“When I was a nun teaching in the convent, the children called me Sister Piera. Now that I am a Mormon, I am still called Sister Piera,” Piera Bellaviti Schorr told the Deseret News in 1976. “Otherwise, my life is much different.”
And indeed, becoming a member of the Church of Jesus Christ of Latter-day Saints completely transformed the life Sister Piera knew. Shortly after World War II, Sister Piera joined a convent, the order Madre Pie, becoming a nun and elementary school teacher.
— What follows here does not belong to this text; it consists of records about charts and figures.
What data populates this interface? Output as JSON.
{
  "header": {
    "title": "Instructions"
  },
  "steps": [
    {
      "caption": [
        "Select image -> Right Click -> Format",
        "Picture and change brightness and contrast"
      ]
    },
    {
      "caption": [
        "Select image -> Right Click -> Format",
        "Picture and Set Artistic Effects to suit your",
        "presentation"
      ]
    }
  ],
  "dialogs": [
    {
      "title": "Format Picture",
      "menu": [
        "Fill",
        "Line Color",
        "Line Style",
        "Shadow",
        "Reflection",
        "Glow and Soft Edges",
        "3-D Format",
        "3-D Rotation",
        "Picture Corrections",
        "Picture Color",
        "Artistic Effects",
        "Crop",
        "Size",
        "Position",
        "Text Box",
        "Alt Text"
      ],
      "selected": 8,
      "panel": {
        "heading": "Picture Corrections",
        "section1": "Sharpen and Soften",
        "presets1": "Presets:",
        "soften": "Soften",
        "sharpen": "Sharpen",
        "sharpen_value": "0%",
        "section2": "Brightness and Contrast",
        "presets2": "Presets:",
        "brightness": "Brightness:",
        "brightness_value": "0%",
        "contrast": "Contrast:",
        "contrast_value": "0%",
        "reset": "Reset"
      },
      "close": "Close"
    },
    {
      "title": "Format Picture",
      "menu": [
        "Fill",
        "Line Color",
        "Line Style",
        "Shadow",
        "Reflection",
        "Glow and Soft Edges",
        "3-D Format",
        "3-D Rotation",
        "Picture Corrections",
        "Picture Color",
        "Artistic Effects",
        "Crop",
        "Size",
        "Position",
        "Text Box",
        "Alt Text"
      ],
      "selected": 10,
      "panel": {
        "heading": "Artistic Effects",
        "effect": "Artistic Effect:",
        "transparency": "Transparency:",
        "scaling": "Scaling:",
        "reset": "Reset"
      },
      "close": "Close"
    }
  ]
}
Later she was asked to go to the Vatican in Rome where she became the secretary to Pope Pius XII, Pope John XXIII, and Pope Paul VI.
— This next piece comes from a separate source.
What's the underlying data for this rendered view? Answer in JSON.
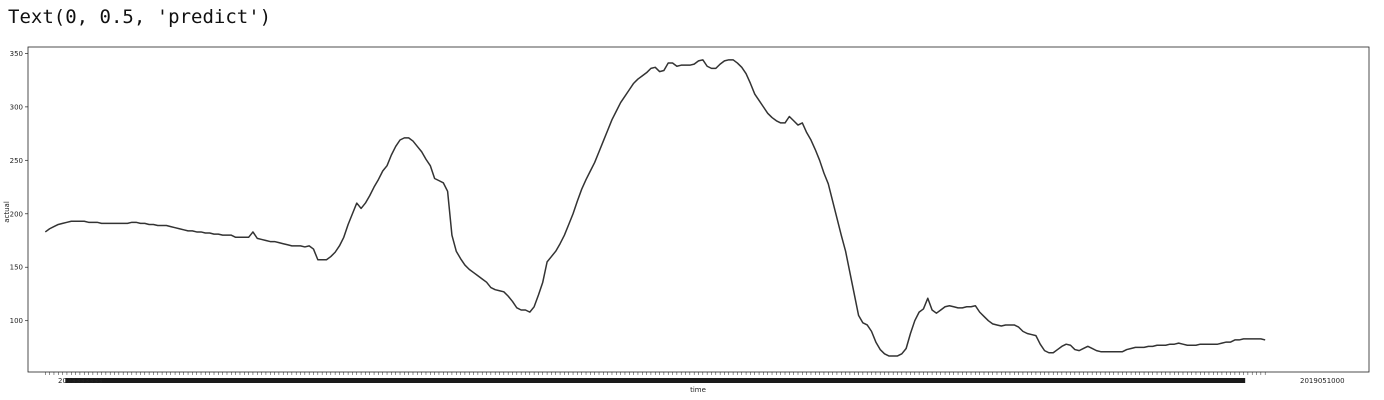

In her 12 years as a secretary, she met bishops, royalty, heads of state, and many other influential people. “And then one day at the Vatican the bishop of North Carolina asked me if I would like to go to America. It would be a mission for me,” Sister Piera told the Deseret News. It was on this mission, while serving as Mother Superior of her convent, that Sister Piera first heard the word “Mormon.” She had to look it up in the dictionary, having never heard it before.
“A nun told me she knew a Mormon family and that Mormons were good people,” she told the Deseret News. “This was the first I learned of Mormons.”
In 1971, Sister Piera returned to her hometown of Milan, Italy. It was there, while on a streetcar to her English class, that Sister Piera ran into two young men dressed in suits.